Conflito entre EUA, Israel e Irã deve pressionar economia global, petróleo pode subir a US$85 a US$90, risco ao Estreito de Ormuz e choque na oferta
Conflito entre EUA, Israel e Irã eleva preços do petróleo e do gás, aumenta custo de seguros, reduz tráfego marítimo e pode cortar até 10 milhões de barris por dia
O avanço militar e as respostas no Oriente Médio estão pressionando os mercados de energia e elevando o risco para o fluxo de comércio global.
Analistas advertiram que a escalada pode provocar alta rápida no preço do petróleo, com efeitos em custo de transporte, inflação e setores sensíveis a combustíveis.
As informações e números a seguir foram levantados a partir de relatos divulgados pelo g1, com dados de fontes citadas na cobertura, conforme informação divulgada pelo g1
Impacto imediato nos preços do petróleo e do gás
Segundo Amena Bakr, especialista da Kpler, “o preço do barril pode subir para entre US$ 85 e US$ 90 já nesta segunda-feira”. Na sexta-feira, estava em US$ 72, no início do ano, em US$ 61.
O aumento esperado do preço do petróleo tende a pressionar também o preço do gás natural, já que grandes exportadores como o Catar podem ter suas operações afetadas pela crise.
O presidente dos Estados Unidos, Donald Trump, minimizou os efeitos da alta de combustíveis e disse não estar preocupado, e afirmou que, sem os ataques, o Irã teria uma arma nuclear “em menos de duas semanas”.

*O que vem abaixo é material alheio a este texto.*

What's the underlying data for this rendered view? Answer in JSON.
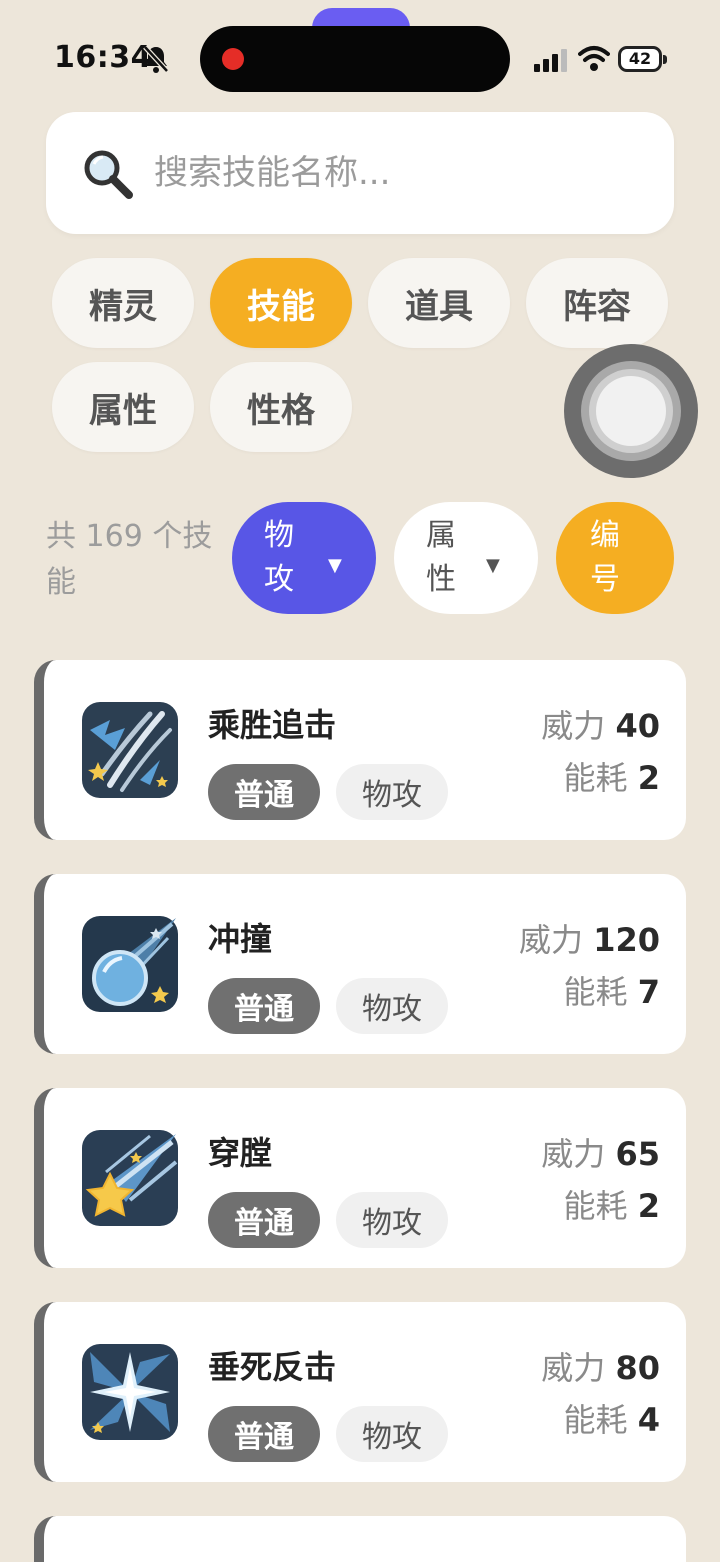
{
  "status_bar": {
    "time": "16:34",
    "battery": "42",
    "mute_icon": "bell-slash-icon"
  },
  "search": {
    "placeholder": "搜索技能名称...",
    "value": "",
    "icon": "magnifier-icon"
  },
  "categories": [
    {
      "label": "精灵",
      "active": false
    },
    {
      "label": "技能",
      "active": true
    },
    {
      "label": "道具",
      "active": false
    },
    {
      "label": "阵容",
      "active": false
    },
    {
      "label": "属性",
      "active": false
    },
    {
      "label": "性格",
      "active": false
    }
  ],
  "filters": {
    "count_text": "共 169 个技能",
    "type": {
      "label": "物攻",
      "caret": "▼"
    },
    "attribute": {
      "label": "属性",
      "caret": "▼"
    },
    "sort": {
      "label": "编号"
    }
  },
  "skills": [
    {
      "name": "乘胜追击",
      "element": "普通",
      "category": "物攻",
      "power_label": "威力",
      "power": "40",
      "cost_label": "能耗",
      "cost": "2",
      "icon": "claw-slash-icon"
    },
    {
      "name": "冲撞",
      "element": "普通",
      "category": "物攻",
      "power_label": "威力",
      "power": "120",
      "cost_label": "能耗",
      "cost": "7",
      "icon": "comet-icon"
    },
    {
      "name": "穿膛",
      "element": "普通",
      "category": "物攻",
      "power_label": "威力",
      "power": "65",
      "cost_label": "能耗",
      "cost": "2",
      "icon": "shooting-star-icon"
    },
    {
      "name": "垂死反击",
      "element": "普通",
      "category": "物攻",
      "power_label": "威力",
      "power": "80",
      "cost_label": "能耗",
      "cost": "4",
      "icon": "burst-star-icon"
    }
  ],
  "colors": {
    "background": "#ede6da",
    "accent_orange": "#f5ae22",
    "accent_purple": "#5856e6",
    "element_normal": "#707070"
  }
}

Risco às rotas marítimas e oferta global
O agravamento do conflito entre EUA, Israel e Irã coloca em risco o tráfego no Estreito de Ormuz, por onde passa cerca de 20% do petróleo consumido no mundo.
Embora a passagem não esteja oficialmente fechada, o custo dos seguros subiu e grandes empresas de navegação suspenderam viagens pela rota, reduzindo a capacidade efetiva de transporte.
De acordo com a Rystad Energy, mesmo com caminhos alternativos, a redução no fornecimento pode variar entre 8 milhões e 10 milhões de barris por dia.
Consequências econômicas e setoriais
Para Eric Dor, professor da IESEG School of Management, um período prolongado de preços elevados pode gerar “efeito recessivo”, com impacto sobre combustíveis, energia, transporte marítimo e companhias aéreas.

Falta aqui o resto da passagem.